NEWBERRY, S.C. (WIS) - Megan Shell is a pediatric respiratory therapist in the Upstate.
Shell and other respiratory therapists across South Carolina help patients breathe. Right now, they are playing a big role in the coronavirus pandemic across the country.
Shell is also a recent graduate from Newberry College. She received her Bachelor's of Science in Respiratory Therapy. The program was created to prepare respiratory therapists for potentially increased standards in the profession.
Right now, to become a licensed respiratory therapist in South Carolina, you need an associate’s degree and a national certification. Some respiratory therapists in South Carolina get their degrees from technical colleges across the state offering respiratory care programs.
Shell said the program helped her develop skills that are needed in a time like the coronavirus pandemic. "We haven't been hit with a worst case scenario, but you have to plan for that."

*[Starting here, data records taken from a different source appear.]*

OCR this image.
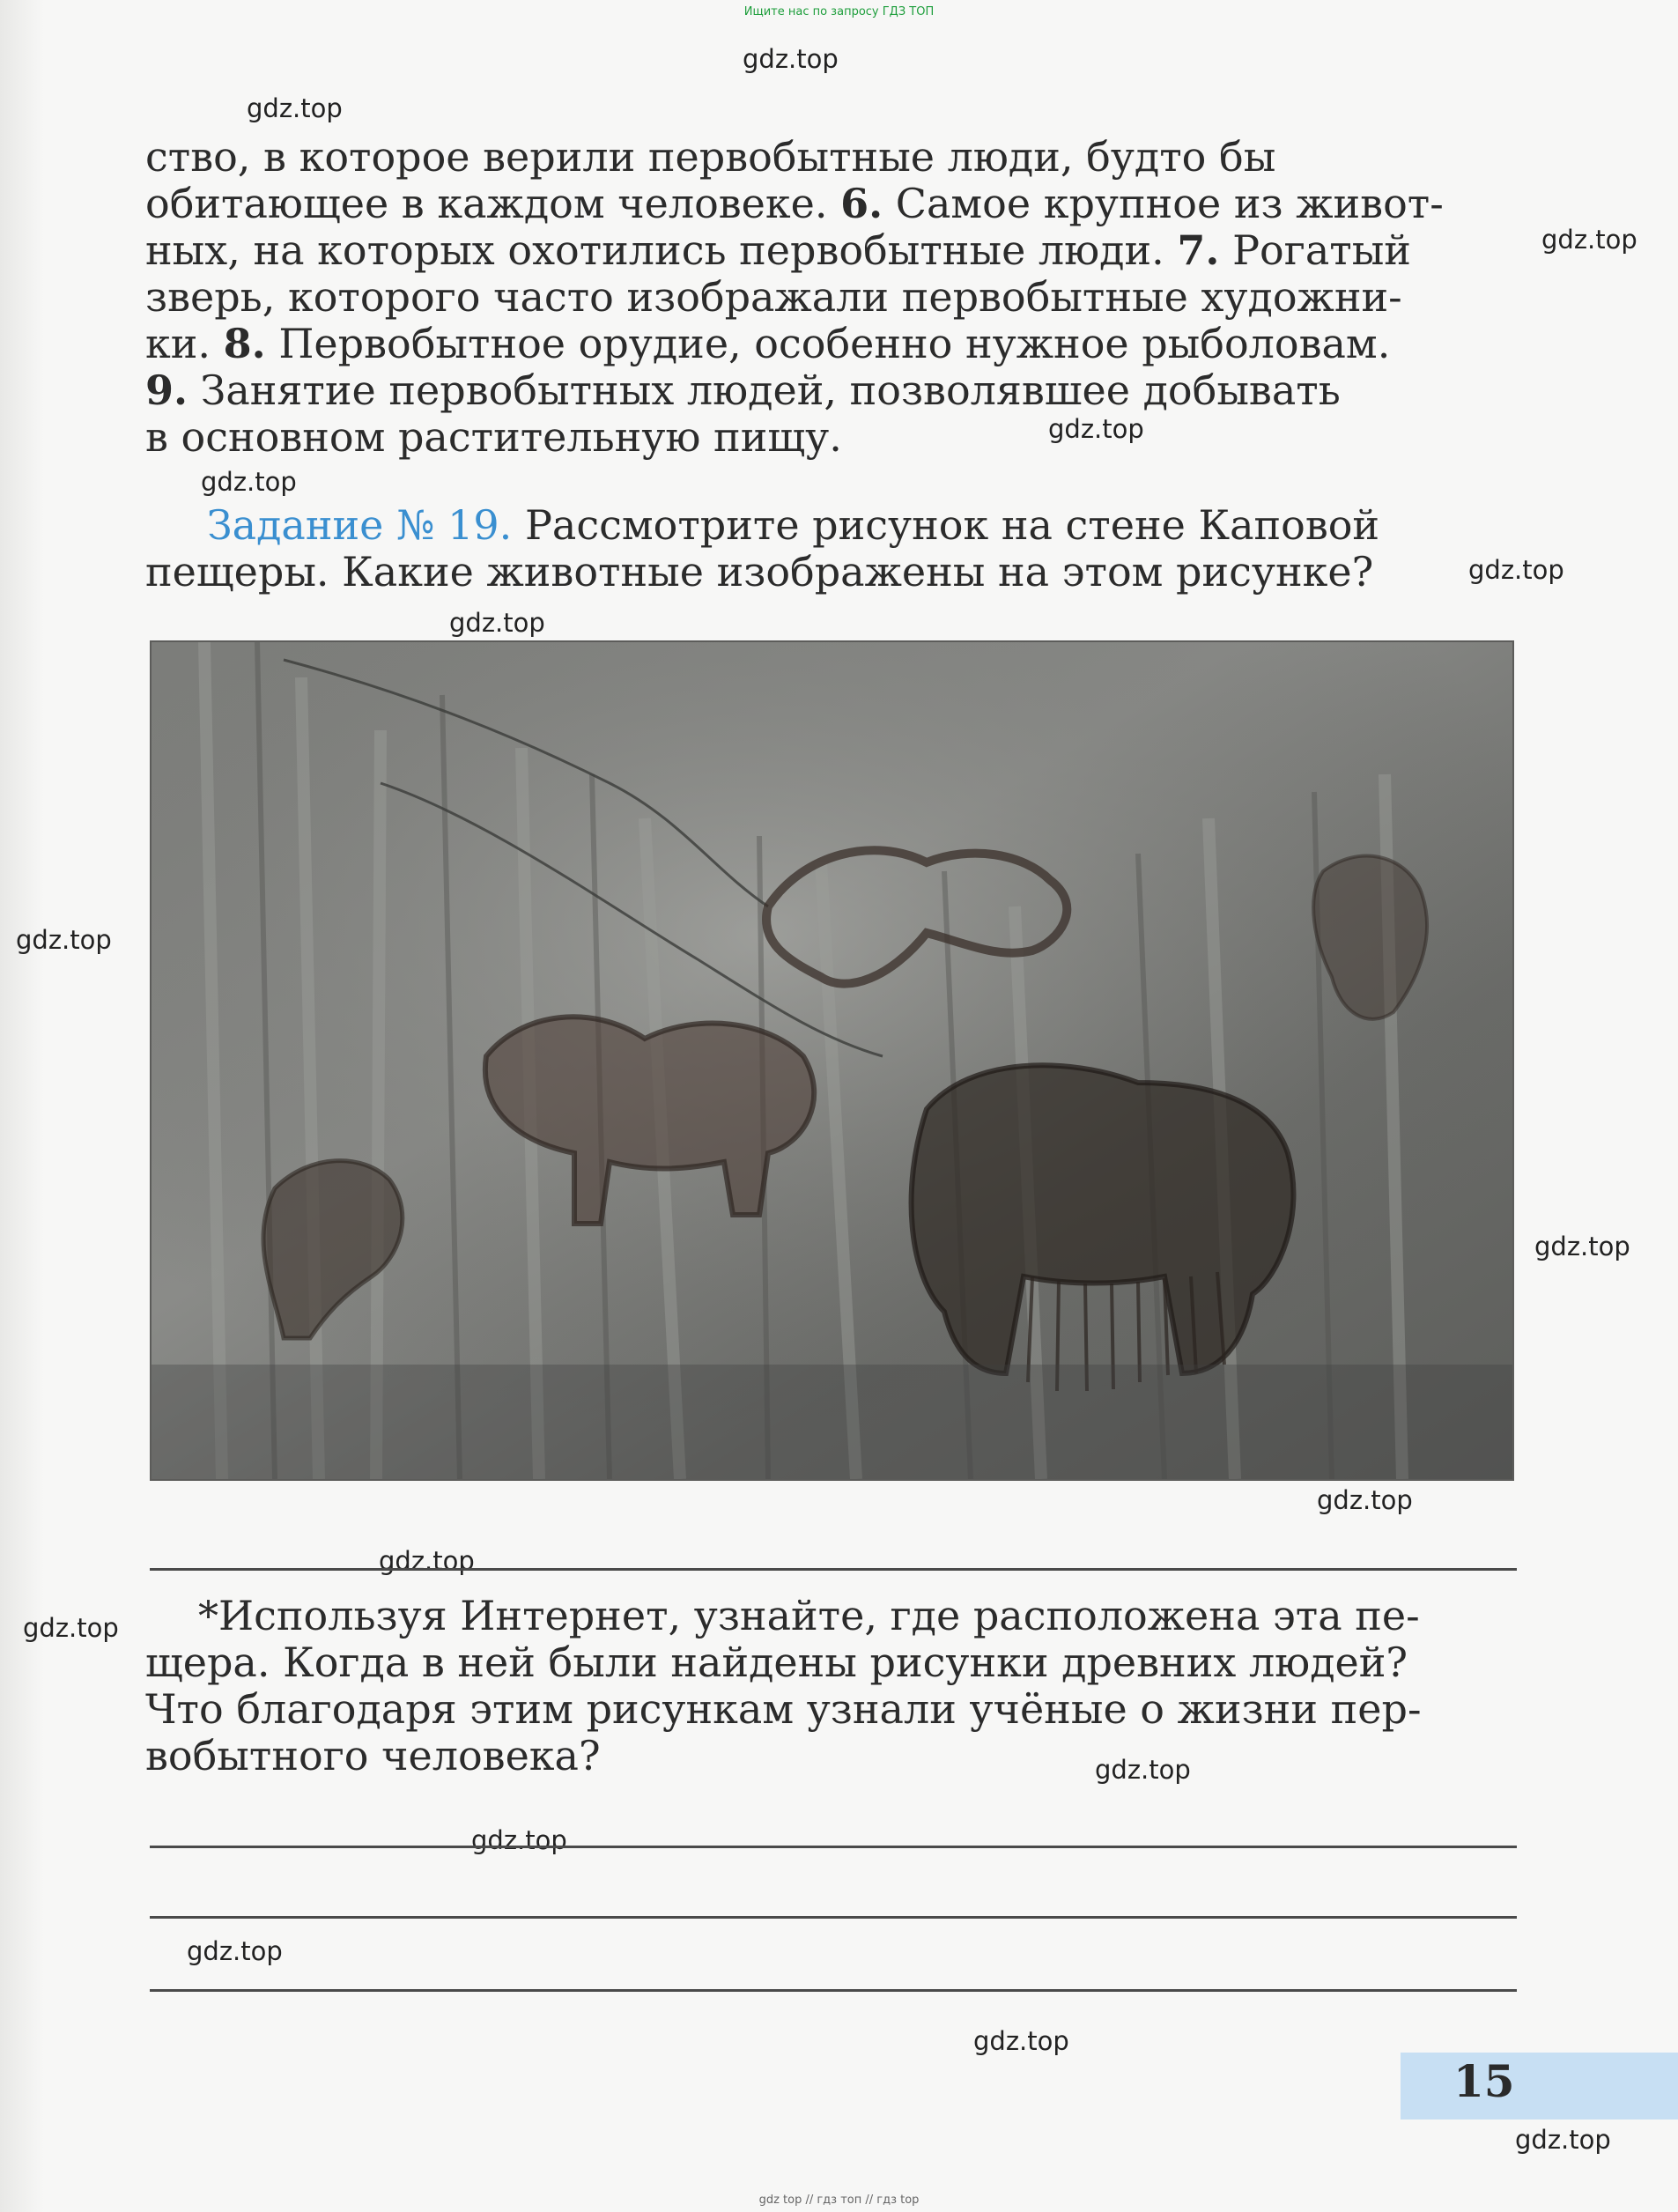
Ищите нас по запросу ГДЗ ТОП
gdz.top
gdz.top
gdz.top
gdz.top
gdz.top
gdz.top
gdz.top
gdz.top
gdz.top
gdz.top
gdz.top
gdz.top
gdz.top
gdz.top
gdz.top
gdz.top
gdz.top
ство, в которое верили первобытные люди, будто бы
обитающее в каждом человеке. 6. Самое крупное из живот-
ных, на которых охотились первобытные люди. 7. Рогатый
зверь, которого часто изображали первобытные художни-
ки. 8. Первобытное орудие, особенно нужное рыболовам.
9. Занятие первобытных людей, позволявшее добывать
в основном растительную пищу.
Задание № 19. Рассмотрите рисунок на стене Каповой
пещеры. Какие животные изображены на этом рисунке?
*Используя Интернет, узнайте, где расположена эта пе-
щера. Когда в ней были найдены рисунки древних людей?
Что благодаря этим рисункам узнали учёные о жизни пер-
вобытного человека?
15
gdz top // гдз топ // гдз top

Shell said at her unit they have not seen a high volume of COVID-19 patients but they are ready if things get worse.
Respiratory therapists are the only people in South Carolina allowed to manage ventilators. Severely-ill coronavirus patients might be placed on these ventilators -- Shell said the difference could be life or death. "Every change, all the trouble shooting, every little detail about that ventilator. We are the only resource and the only people who can titrate that machine."
A few years ago, the American Association for Respiratory Care said that 80% of respiratory therapists in the country should have a bachelor's degree or be enrolled in a bachelor's degree program by 2020. That's why Newberry College started their fully-online Bachelor's of Science in Respiratory Therapy program.
Program Director Dr. Jerry Alewine said pretty much all of the program's graduates are on the front lines in the fight against the coronavirus.
He said, "It's a lot more than simply connecting the patient to the machine and letting it go. There are so many elements to it like flow rate, volume, compliance, and resistance. There is a tremendous amount of knowledge when it comes to managing a ventilator."
Dr. Alewine said the program provides a lot of flexibility since it is online. It allows students who are currently working in hospitals to manage their work and school.
In addition to preparing these respiratory therapists for potentially increased standards -- graduates and students are putting their skills to good use as South Carolina hospitals continue to take in coronavirus patients. "We play a big role in the survivability of these patients," he said.
Dr. Alewine said they expect at least a dozen more graduates from the program in December 2020.